What is Marriage Spirituality?

Simply put, marriage spirituality is the encounter with God in the sacrament of marriage. Sacramental theologians could define it with great detail, I’m sure. But I’m no theologian. I’m here simply to give it color and life through art and verbal depictions based on my happy witness to the love I have for my family.

Nevertheless, here are some questions for all of us:

  1. What is the grace of marriage beyond the strict definitions of theology? How does it transform the routines of married life into transcendent, meditative experiences?
  2. What is the source of our sanctifying love in marriage that leads us to salvation? How is this sanctification equivalent to lasting joy in marriage?
  3. What is true happiness/beatitude in marriage? How does marriage spirituality foster happiness in marriage no matter the external stresses acting upon us?
  4. How does the grace of marriage produce profoundly heroic relationships in our marriages and between families?

To be honest, I’d love to give answer to each of these questions right now for you. It’s nice to think that we have full knowledge that can be dissected and listed in bullet points. But I’m not convinced that these answers are easy to produce unless the drama of married life is portrayed intimately and candidly. Straight answers are thin in substance; witness is rich and detailed.

So that’s one reason why The Marriage Abbey exists. I hope you find not just answers but a beauty that describes the depth of goodness on why we persons of the married vocation all ought to practice marriage spirituality of the highest order.

All this said, the marriage spirituality I speak of is somewhat different from what theologians and clergy often teach.
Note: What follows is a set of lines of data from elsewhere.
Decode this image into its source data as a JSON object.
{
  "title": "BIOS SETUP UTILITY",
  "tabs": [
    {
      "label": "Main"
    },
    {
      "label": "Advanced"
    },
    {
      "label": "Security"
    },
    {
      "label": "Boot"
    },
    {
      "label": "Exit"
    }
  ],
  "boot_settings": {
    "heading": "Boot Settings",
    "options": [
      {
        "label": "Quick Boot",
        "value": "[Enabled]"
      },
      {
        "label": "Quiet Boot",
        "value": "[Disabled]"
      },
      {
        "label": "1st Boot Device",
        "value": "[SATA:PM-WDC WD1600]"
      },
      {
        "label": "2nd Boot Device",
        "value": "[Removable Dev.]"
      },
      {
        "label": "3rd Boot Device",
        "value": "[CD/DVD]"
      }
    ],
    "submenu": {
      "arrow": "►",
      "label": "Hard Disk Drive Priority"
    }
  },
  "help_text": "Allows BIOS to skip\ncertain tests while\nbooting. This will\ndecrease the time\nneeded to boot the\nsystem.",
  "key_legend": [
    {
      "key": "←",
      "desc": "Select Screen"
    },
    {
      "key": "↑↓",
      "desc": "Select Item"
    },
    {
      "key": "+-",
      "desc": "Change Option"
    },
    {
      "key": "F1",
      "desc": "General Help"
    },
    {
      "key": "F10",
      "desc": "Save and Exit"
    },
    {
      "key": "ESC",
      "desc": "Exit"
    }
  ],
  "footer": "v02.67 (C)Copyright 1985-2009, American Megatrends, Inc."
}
I’m more interested in the mystical spiritualities of the Carmelites and other religious orders, and I have long wondered how marriage looks as a mystical vocation. Hence the use of the term “Abbey”. Marriage spirituality is not just grace/sanctification/salvation: it is communion with the living God, a dynamic thing that helps us see Him whose love precedes our marriage love. But I’m also not trying to recreate religious life in the marriage setting. I think marriage spirituality is its own thing, has its own power, and is ordered toward different intermediate ends, even though all spirituality has a final end in God. So consider The Marriage Abbey to be more of a discovery process than an authority: I’m simply a husband and father, and the only thing God has asked of me is to know Him.